Damaged Productivity
Our biggest resources are our time and our people, and this is something that must come to the forefront of every business decision or risk calculation we need to make. Downtime affects so much more than data and numbers, it affects morale, productivity, trust, and confidence in our business.
Every minute of downtime is a minute not spent working normally, and the tally is simple at the end of the day – we multiply the time lost with wages we usually still have to pay out, add to that the morale loss and employee trust being shaken, and we have ourselves a much deeper problem than it seems on the surface.
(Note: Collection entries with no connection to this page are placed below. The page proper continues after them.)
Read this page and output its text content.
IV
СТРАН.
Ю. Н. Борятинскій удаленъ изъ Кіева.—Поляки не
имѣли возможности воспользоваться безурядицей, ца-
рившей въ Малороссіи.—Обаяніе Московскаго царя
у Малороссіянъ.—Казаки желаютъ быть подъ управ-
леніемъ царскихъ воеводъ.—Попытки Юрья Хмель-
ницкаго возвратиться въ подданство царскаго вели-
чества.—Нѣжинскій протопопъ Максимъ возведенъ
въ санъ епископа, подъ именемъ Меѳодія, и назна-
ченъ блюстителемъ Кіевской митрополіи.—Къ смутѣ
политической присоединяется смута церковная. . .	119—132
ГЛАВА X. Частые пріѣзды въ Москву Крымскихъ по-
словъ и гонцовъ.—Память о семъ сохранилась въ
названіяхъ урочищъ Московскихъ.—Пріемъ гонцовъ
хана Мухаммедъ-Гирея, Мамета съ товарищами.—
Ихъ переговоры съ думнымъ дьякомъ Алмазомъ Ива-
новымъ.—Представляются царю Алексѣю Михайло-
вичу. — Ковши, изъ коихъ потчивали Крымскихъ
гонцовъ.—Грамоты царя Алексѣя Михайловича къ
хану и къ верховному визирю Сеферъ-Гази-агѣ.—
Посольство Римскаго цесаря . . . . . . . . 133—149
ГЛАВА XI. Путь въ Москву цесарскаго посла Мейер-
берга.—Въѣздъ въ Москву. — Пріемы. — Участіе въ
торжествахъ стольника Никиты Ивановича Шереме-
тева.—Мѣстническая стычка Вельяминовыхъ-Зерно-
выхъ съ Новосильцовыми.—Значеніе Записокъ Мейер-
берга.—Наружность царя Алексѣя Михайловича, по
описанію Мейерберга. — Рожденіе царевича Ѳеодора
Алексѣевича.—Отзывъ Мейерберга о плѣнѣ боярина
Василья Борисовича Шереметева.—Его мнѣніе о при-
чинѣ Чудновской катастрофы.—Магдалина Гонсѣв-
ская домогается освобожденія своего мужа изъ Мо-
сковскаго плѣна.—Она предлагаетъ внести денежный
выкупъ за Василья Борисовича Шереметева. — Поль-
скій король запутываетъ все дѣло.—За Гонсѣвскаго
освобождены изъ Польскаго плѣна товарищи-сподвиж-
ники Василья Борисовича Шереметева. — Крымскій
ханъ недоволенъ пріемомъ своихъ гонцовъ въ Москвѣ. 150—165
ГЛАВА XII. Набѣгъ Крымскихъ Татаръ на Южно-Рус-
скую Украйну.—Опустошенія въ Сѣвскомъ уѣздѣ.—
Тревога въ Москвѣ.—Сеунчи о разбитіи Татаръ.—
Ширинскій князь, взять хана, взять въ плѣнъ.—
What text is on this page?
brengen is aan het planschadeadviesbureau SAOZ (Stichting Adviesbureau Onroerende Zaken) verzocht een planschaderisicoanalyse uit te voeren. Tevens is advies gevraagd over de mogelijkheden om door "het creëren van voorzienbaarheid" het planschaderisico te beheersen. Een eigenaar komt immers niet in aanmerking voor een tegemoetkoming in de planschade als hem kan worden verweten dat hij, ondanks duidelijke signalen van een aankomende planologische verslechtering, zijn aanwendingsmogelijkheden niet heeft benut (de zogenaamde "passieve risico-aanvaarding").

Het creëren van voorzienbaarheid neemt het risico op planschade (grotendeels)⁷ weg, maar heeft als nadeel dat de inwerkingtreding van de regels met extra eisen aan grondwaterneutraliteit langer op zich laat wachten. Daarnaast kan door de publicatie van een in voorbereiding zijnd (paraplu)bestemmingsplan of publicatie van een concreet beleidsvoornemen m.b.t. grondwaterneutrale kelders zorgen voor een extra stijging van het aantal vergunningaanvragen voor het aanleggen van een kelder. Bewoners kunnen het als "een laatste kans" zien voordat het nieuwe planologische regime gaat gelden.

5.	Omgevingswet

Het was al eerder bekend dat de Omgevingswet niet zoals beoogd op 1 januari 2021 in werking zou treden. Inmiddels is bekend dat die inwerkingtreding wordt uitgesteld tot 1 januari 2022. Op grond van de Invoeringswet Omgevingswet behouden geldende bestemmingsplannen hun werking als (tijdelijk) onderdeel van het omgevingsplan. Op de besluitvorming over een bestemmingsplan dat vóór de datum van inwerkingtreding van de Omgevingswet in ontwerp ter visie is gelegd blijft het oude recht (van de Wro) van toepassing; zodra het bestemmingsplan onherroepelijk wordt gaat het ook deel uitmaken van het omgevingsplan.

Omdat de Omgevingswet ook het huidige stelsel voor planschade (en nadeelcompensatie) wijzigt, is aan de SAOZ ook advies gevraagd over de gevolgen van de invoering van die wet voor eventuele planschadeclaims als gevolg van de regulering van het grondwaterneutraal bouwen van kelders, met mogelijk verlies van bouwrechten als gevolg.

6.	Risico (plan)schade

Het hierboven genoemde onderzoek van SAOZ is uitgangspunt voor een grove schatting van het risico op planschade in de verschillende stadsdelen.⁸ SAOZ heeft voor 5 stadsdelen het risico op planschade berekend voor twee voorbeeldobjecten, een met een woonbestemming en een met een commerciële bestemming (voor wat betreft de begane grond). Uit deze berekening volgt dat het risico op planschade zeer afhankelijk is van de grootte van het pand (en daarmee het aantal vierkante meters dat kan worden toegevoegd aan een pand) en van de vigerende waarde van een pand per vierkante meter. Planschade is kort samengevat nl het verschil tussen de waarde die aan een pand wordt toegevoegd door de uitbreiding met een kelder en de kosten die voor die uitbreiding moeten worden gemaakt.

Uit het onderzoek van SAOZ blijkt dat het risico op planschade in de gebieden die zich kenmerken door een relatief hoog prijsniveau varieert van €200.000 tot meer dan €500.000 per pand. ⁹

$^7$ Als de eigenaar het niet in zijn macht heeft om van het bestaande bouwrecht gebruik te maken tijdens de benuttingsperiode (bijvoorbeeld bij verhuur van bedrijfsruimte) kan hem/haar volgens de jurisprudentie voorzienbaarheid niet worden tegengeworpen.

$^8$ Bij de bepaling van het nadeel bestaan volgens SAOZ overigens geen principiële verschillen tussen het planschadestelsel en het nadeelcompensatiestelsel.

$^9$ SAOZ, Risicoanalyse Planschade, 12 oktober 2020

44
Ultimately, businesses come down to simple math, and time spent not operating at all, or even operating sub-optimally, is time wasted.
Revenue Loss
This one will be the biggest for most companies, and it is not right to pretend that it is not. In today’s economy, it is the bottom line that counts, and the ripple effects of sustaining revenue damage are so multi-faceted that it is impossible to go into all the minutia of it.
To keep it simple though, just imagine you run a business that relies on its systems being online all the time. Perhaps you receive orders that way, perhaps you are global, and perhaps your systems are robust and cloud based. Whichever the case, the potential final tally of money lost is simply never labor cost times the hours of downtime, rather, it is all that, plus the sales lost, opportunities lost, and ultimately, trust lost.
Stalling/Cancelling of Critical IT Projects
Whenever we have unanticipated downtime, that is something that becomes the number one priority to tackle, and when the cause of downtimes is complex or unknown, getting to the bottom of it becomes a long process. This means that mission-critical updates to the IT infrastructure or projects related to its overall improvement are sidelined, often indefinitely or at least for an undetermined amount of time. The downtime becomes an interruption preventing innovation and stops certain projects cold, projects that could have prevented future downtime potentially.
Shattered Reputation
Many of the consequences of downtime are immediately apparent and can be accounted and planned for if you are prepared, but something no one can prepare us for are the effects each downtime has on our clients. The thing that suffers the most is always the reputation and the brand image – and anyone who has built a brand name will tell you how much harder it is to rebuild than to start from scratch.
Conclusion
The only way to avoid all this is to be always prepared. A good brand will have a great plan in place and work with partners they trust to avoid all the above listed scenarios.